Percy's public speaking and media exposure begin to take on a life of its own. People throughout the world begin offering donations and letters of support. As the fight against Monsanto continues, Percy realizes his situation isn't unique and is a global concern. While speaking in India, Percy learns the devastating effects that the agribusiness has caused, especially farmers who have been committing suicide over severe debt and ruined lives. When he returns home, his wife has been hospitalized with a broken arm and it seems they're slated to lose again.

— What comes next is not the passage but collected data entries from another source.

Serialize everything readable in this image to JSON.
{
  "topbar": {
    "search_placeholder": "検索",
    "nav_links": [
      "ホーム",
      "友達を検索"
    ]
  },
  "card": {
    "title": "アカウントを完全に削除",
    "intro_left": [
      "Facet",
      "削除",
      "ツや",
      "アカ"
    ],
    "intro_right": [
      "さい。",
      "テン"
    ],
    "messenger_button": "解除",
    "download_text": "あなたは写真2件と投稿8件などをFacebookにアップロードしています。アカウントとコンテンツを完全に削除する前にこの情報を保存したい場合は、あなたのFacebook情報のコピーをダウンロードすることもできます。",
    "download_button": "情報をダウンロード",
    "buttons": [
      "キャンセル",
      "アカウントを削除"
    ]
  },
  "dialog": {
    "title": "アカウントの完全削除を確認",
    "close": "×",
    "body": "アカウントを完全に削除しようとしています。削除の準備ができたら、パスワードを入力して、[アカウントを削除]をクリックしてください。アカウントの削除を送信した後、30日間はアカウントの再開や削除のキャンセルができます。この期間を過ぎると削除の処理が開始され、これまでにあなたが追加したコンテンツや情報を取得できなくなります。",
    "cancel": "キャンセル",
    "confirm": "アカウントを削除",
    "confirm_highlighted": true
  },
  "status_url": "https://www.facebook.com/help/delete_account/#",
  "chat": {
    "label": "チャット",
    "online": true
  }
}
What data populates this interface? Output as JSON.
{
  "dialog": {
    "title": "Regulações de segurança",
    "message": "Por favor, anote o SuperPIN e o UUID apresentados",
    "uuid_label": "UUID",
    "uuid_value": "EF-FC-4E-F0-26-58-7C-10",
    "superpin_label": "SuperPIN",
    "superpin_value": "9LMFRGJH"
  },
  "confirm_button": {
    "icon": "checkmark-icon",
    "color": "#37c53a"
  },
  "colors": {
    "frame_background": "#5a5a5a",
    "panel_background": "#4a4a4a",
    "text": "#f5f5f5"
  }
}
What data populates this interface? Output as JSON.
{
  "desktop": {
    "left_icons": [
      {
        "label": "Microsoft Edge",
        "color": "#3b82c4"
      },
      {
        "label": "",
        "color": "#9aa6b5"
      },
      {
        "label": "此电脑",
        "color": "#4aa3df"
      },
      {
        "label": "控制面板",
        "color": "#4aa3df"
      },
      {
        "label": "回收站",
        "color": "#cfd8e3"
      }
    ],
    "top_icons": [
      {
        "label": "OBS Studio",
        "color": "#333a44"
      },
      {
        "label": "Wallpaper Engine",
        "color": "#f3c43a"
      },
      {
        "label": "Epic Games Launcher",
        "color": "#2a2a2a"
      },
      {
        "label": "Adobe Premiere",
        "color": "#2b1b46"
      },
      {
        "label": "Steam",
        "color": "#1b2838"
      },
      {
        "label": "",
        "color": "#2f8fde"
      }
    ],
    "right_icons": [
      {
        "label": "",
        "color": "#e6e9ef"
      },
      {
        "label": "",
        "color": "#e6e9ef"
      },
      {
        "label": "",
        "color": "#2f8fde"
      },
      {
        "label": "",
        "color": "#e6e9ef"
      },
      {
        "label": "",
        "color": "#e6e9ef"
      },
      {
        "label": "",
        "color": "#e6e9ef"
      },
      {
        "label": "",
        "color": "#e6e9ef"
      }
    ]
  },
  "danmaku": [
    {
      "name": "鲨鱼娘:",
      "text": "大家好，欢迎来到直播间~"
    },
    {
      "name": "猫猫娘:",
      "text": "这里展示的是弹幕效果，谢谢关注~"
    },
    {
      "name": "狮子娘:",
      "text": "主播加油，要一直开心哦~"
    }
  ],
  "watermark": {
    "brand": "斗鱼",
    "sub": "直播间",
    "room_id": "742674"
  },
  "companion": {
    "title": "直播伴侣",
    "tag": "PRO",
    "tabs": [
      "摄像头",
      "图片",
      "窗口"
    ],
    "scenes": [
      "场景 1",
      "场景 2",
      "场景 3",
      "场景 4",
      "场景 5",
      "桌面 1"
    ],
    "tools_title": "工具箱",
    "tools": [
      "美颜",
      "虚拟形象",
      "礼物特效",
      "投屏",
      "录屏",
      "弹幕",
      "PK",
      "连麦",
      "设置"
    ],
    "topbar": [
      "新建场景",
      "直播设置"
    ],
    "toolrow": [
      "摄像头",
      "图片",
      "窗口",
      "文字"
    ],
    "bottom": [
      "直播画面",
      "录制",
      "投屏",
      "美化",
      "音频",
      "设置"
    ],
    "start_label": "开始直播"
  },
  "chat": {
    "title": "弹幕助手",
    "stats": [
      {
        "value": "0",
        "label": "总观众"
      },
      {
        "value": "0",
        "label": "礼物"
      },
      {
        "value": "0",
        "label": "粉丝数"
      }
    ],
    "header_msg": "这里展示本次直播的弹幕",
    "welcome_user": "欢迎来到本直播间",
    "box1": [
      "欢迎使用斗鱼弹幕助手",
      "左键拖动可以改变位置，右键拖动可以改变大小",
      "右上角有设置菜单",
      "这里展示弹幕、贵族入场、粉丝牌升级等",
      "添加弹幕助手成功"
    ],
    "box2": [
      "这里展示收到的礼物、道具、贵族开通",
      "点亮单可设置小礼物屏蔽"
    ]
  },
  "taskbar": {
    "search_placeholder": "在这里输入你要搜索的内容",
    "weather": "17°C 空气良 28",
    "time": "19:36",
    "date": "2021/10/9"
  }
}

Jackson doesn't believe they'll win, but feels obligated to advise Percy that he could still appeal to the Supreme Court. Rebecca's own people can't financially support Percy anymore and withdraw their support. Percy is ready to admit defeat, but with the encouragement of his wife, he decides to appeal to the Supreme Court. When Jackson learns about Percy's decision to fight, he offers his letter of resignation; but Percy rips it up and they go straight to work. Ultimately, the Supreme Court determines that Percy can keep his farm, but has to give up all of the Roundup Ready seeds to Monsanto. With his home saved, the town now sees Percy in a better light and he returns Monsanto's property to them. Rebecca comes to tell Percy that his fight with Monsanto had persuaded Canadian farmers not to grow Monsanto's GMO wheat, and then US farmers follow suit, halting Monsanto's hold on wheat production. Percy resumes his work on the farm, preparing for the next season while his granddaughter is excited to take it over one day.

==Cast==
- Christopher Walken as Percy Schmeiser
- Christina Ricci as Rebecca Salcau
- Zach Braff as Jackson Weaver
- Luke Kirby as Peter Schmeiser
- Adam Beach as Alton Kelly
- Martin Donovan as Rick Aarons
- Roberta Maxwell as Louise Schmeiser

==Production==
In September 2018, Christopher Walken, Christina Ricci, Luke Kirby, Adam Beach, Martin Donovan, Roberta Maxwell, Peter Stebbings and Zach Braff joined the cast of the film, with Clark Johnson directing from a screenplay by Garfield Lindsay Miller and Hilary Pryor. Principal photography began in Winnipeg that same month.

==Reception==
On the review aggregator website Rotten Tomatoes, the film has a 76% approval rating, based on 49 reviews, with an average rating of 6.2/10. The website's consensus reads, "Percy vs Goliath teeters toward heavy-handed messaging, but Christopher Walken's work in the central role helps keep this fact-based story upright."

Schmeiser himself did not comment on the film. He was gravely ill with Parkinson's disease by 2020, and died four days after its general release on October 13, 2020.